São 8 milhões de documentos de 44 fundos: 21 públicos e 23 privados. O arquivo recebe acervos particulares, como o da bailarina Asta Rose e o do jornalista Carlos Chagas. Existem 559 películas de filmes que precisam ser digitalizadas. O trabalho será feito graças à parceria com a Secretaria de Tecnologia do DF.

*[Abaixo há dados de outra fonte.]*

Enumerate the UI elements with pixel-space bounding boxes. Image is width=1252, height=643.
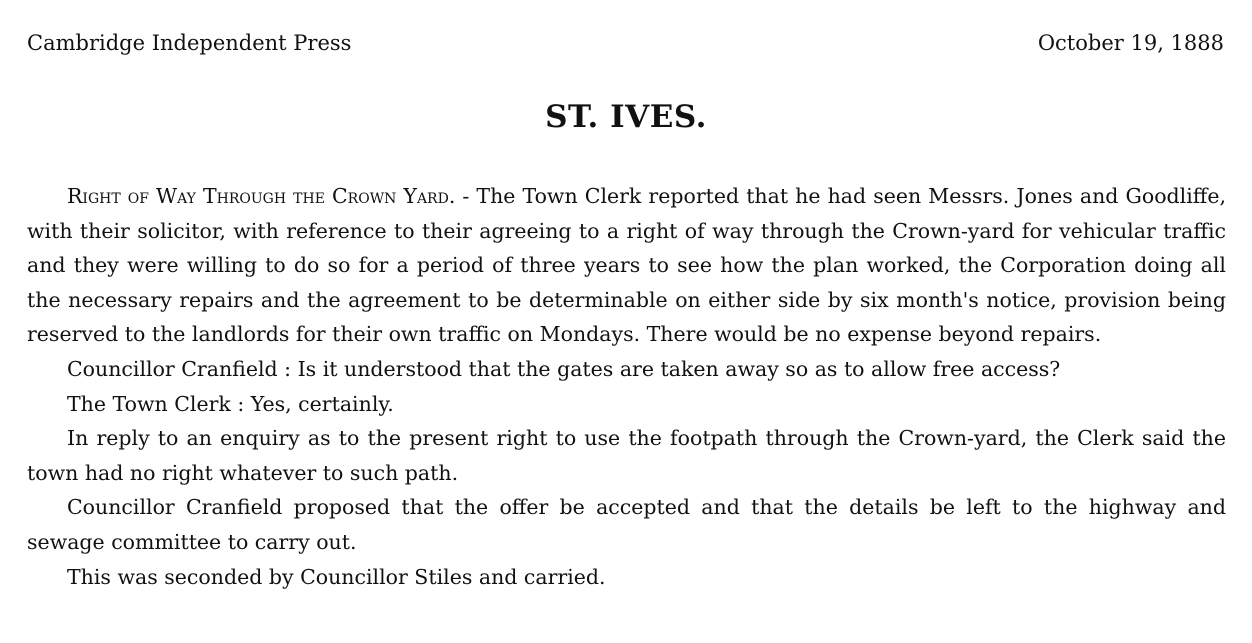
- paragraph: Councillor Cranfield proposed that the offer be accepted and that the details be left to the highway and sewage committee to carry out.: [27, 495, 1226, 554]
- paragraph-text: - The Town Clerk reported that he had seen Messrs. Jones and Goodliffe, with their solicitor, with reference to their agreeing to a right of way through the Crown-yard for vehicular traffic and they were willing to do so for a period of three years to see how the plan worked, the Corporation doing all the necessary repairs and the agreement to be determinable on either side by six month's notice, provision being reserved to the landlords for their own traffic on Mondays. There would be no expense beyond repairs.: [27, 184, 1226, 347]
- paragraph: [27, 179, 1226, 352]
- paragraph: The Town Clerk : Yes, certainly.: [67, 391, 394, 416]
- paragraph: This was seconded by Councillor Stiles and carried.: [67, 564, 606, 589]
- page-header: [27, 30, 1224, 56]
- publication-name: Cambridge Independent Press: [27, 31, 352, 55]
- article-body: [27, 179, 1226, 594]
- paragraph: Councillor Cranfield : Is it understood that the gates are taken away so as to allow free access?: [67, 356, 1061, 381]
- lead-heading: Right of Way Through the Crown Yard.: [67, 184, 456, 208]
- paragraph: In reply to an enquiry as to the present right to use the footpath through the Crown-yard, the Clerk said the town had no right whatever to such path.: [27, 426, 1226, 485]
- article-title: ST. IVES.: [545, 99, 707, 135]
- publication-date: October 19, 1888: [1037, 31, 1224, 55]
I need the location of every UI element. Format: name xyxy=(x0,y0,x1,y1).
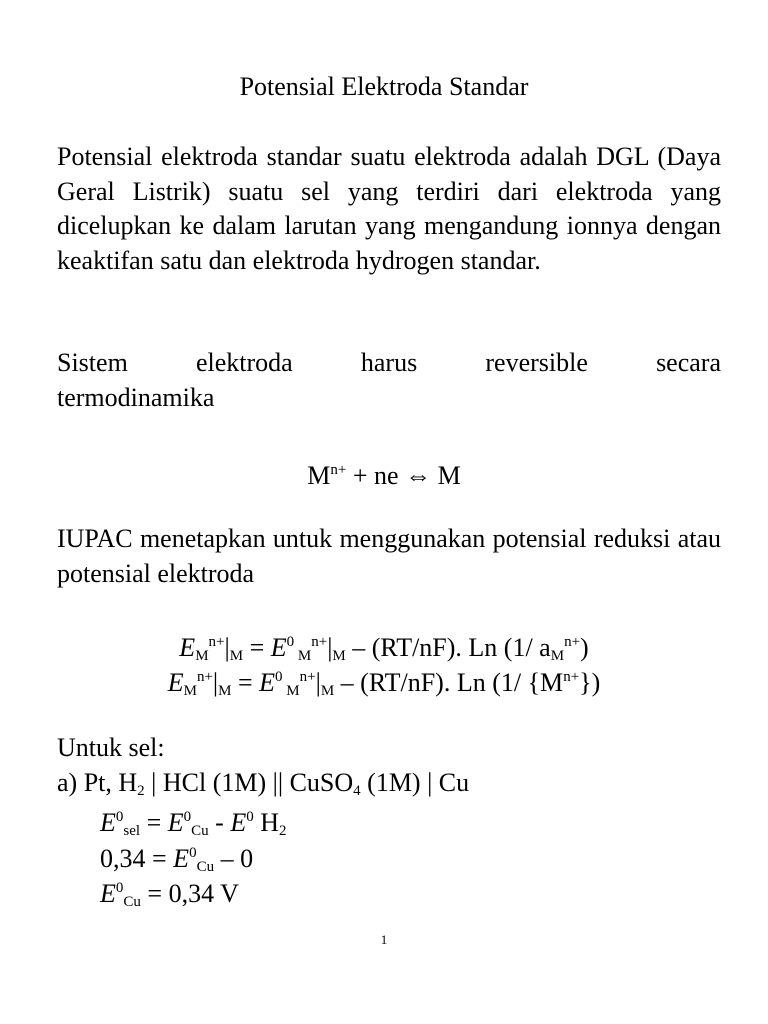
page-number: 1 xyxy=(380,932,388,947)
word: harus xyxy=(360,348,418,377)
page-title: Potensial Elektroda Standar xyxy=(239,72,529,101)
word: reversible xyxy=(485,348,588,377)
reversible-line-2: termodinamika xyxy=(57,382,215,412)
cell-potential-result: $E^0_{Cu} = 0,34$ V xyxy=(100,879,239,910)
cell-notation: a) Pt, $H_2$ | HCl (1M) || CuSO$_4$ (1M) | Cu xyxy=(57,768,470,799)
word: Sistem xyxy=(57,348,128,377)
cell-potential-substitution: $0,34 = E^0_{Cu} - 0$ xyxy=(100,844,254,875)
iupac-paragraph: IUPAC menetapkan untuk menggunakan potensial reduksi atau potensial elektroda xyxy=(57,524,721,588)
reaction-equation: $M^{n+}$ + ne ⇔ M xyxy=(307,461,461,490)
reversible-line-1 xyxy=(57,346,721,381)
reversible-paragraph xyxy=(57,346,721,415)
word: elektroda xyxy=(195,348,293,377)
cell-heading: Untuk sel: xyxy=(57,733,165,762)
word: secara xyxy=(656,348,721,377)
nernst-equation-activity: $E_M^{n+}|_M = E^0$ $_M^{n+}|_M - (RT/nF)$. Ln (1/ $a_M^{n+}$) xyxy=(179,633,589,664)
nernst-equation-concentration: $E_M^{n+}|_M = E^0$ $_M^{n+}|_M - (RT/nF)$. Ln (1/ $\{M^{n+}\}$) xyxy=(167,668,601,699)
cell-potential-formula: $E^0_{sel} = E^0_{Cu} - E^0$ $H_2$ xyxy=(100,808,287,839)
definition-paragraph: Potensial elektroda standar suatu elektroda adalah DGL (Daya Geral Listrik) suatu sel yang terdiri dari elektroda yang dicelupkan ke dalam larutan yang mengandung ionnya dengan keaktifan satu dan elektroda hydrogen standar. xyxy=(57,142,721,275)
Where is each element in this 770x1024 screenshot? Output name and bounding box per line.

Resgate do Museu do Ipiranga
Está em São Paulo, no Museu do Ipiranga, um especial acervo de registros e documentos sobre a pedra fundamental da nova capital, que fica em Planaltina. Ela foi instalada em 7 de setembro de 1922 pela celebração do centenário da independência. O Arquivo Nacional do DF pediu oficialmente que esse material histórico seja transferido para cá.
Parceria com GDF e Câmara
“A história de Brasília é linda, sou apaixonado por essa cidade, tudo isso precisa ser preservado e levado até a população. Queremos oferecer mais formas de as pessoas interagirem com nosso acervo”, afirma Adalberto, que é paulista e assumiu há poucos meses o arquivo.
Ele aponta parcerias importantes com as secretarias de Cultura e de Turismo e o apoio da Câmara Legislativa. O deputado Roberio Negreiros destinou emenda parlamentar para o órgão.
Inclusão
O arquivo finalmente entrou para valer na era digital e está investindo também nas redes sociais. Entre os projetos para este ano, exposições virtuais com acervos pouco conhecidos e até inéditos ao público. “Acredito que teremos o arquivo público mais inclusivo do país, nossos projetos são criados para atender a todas as pessoas com deficiência”, conta Adalberto.